I always find it a bit of a slog to blog in summer. It’s not for lack of things to write about – summer is our busiest time. The trekking season has got underway, our gite and lakes have had clients since March and are booked through to October, we’ve celebrated the end of term and excellent exam results, we’ve had Ruadhri’s birthday, we go cycling as often as we can and swim every day in our swanky new pool, we’ve sheared an alpaca, we’ve got two new goats, there have been a lot of awesome thunderstorms … there is loads going on. In fact, I think it’s because there is so much happening that I tend to dry up creatively-wise. Add the hot weather and lassitude tends to strike every night about 9 when I settle down to a bit of computing. Well, that’s my excuse and I’m sticking to it!

It’s certainly hot at the moment. I’ve had a good trawl around on the Net but can’t  conclusively determine whether July is hotter than August in France. Some sets of figures suggest July, others August. My own feeling is that July is warmer. The days are longer and nights certainly seem hotter. But it’s great. When you live through Creuse winters, you deserve the summer sunshine, and you’re ready for it. We’ve adjusted our daily routine so that we get up and outdoors early, get things done then have a siesta from 1 till 3 or so, and then get busy again later in the day.

However, I’ve discovered something interesting in my temperature-related surfing. A lot of weather and climate websites show the times of sunrise and sunset – and also twilight. Did you know that are three different types of twilight? And, that twilight happens twice a day – just before sunrise and just after sunset. Now I always thought twilight was an evening thing, and pretty much the same thing as dusk.

So, first of all there is civil twilight. That’s what most of us would think of as twilight  – when you can still see things clearly but it’s getting dark (or starting to get light). The precise definition is when the sun is 6 degrees below the horizon, either before rising or after setting.

Nautical twilight is the next type of twilight, which is when the sun is 12 degrees below the horizon. It’s a good bit murkier than civil twilight and only vague outlines of objects can be seen. It’s hard to make out the horizon at all.

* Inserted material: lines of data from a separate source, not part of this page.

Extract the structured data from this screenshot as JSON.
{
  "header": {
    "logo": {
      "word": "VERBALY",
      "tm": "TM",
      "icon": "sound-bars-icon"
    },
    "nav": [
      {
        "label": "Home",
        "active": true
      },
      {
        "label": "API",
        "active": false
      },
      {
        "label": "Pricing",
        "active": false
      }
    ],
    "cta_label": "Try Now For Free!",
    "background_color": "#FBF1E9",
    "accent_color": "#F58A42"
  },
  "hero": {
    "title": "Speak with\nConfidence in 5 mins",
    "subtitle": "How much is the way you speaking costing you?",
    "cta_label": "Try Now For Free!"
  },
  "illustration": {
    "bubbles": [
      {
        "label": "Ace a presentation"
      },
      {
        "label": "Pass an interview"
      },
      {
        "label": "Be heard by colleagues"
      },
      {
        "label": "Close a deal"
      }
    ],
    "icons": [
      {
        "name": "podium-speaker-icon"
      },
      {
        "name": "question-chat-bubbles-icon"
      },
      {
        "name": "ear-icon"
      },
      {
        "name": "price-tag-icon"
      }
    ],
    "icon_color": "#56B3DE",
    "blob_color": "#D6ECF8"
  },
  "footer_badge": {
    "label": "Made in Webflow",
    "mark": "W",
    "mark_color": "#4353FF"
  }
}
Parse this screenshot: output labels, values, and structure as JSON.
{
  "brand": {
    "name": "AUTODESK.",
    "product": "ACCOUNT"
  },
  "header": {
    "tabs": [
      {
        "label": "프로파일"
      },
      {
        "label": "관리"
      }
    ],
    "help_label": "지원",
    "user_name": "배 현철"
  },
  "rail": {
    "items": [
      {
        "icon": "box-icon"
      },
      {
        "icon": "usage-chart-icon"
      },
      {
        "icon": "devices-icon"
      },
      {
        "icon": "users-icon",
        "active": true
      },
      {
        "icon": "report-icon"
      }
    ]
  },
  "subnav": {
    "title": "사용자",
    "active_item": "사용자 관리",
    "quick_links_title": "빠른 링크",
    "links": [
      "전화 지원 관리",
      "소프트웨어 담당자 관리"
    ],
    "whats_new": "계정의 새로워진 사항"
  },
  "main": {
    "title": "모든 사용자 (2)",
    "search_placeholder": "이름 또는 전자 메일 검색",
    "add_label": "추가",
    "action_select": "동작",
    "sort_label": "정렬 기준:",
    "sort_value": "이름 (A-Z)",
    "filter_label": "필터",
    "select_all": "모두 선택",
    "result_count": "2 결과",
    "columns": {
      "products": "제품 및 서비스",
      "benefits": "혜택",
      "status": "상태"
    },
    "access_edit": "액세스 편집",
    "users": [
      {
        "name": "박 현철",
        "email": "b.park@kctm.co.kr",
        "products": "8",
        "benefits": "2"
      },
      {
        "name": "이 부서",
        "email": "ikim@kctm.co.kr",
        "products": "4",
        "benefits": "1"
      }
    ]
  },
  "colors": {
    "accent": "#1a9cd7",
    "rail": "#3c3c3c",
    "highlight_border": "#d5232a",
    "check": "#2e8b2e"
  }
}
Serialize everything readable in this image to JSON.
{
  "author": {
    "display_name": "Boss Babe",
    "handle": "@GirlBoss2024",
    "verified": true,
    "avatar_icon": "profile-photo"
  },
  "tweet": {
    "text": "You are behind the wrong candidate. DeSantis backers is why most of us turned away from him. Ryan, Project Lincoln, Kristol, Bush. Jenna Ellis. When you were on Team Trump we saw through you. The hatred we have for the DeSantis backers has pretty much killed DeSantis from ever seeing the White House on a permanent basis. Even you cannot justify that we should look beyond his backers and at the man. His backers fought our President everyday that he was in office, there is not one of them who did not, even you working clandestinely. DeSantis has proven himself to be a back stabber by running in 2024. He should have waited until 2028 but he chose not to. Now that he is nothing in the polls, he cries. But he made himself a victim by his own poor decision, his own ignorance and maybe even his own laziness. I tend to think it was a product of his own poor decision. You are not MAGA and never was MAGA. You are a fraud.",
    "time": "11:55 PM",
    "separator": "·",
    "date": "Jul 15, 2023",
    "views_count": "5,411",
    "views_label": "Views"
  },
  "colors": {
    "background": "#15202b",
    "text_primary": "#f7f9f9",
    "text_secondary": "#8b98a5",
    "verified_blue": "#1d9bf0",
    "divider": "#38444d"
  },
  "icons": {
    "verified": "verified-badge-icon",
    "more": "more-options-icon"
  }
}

Finally, astronomical twilight is when it’s completely dark – ‘still’ in the morning, and ‘just gone’ in the evening. The sun is now 18 degrees below the horizon.

Twilight is crépuscule in French. It has a Latin root. Another derivative, crepuscular, is used in English to refer to animals that are active at both twilights, such as fireflies, owls and bats. Talking of fireflies, Chris and Benjamin have seen some down at our big lake. Ruadhri and I have looked a couple of times, but with no luck. I think we went searching when it was only civil as opposed to nautical twilight i.e. too early! Rors can’t quite stay up late enough. But as the evenings slowly draw in, our chances will improve. I’ll keep you posted.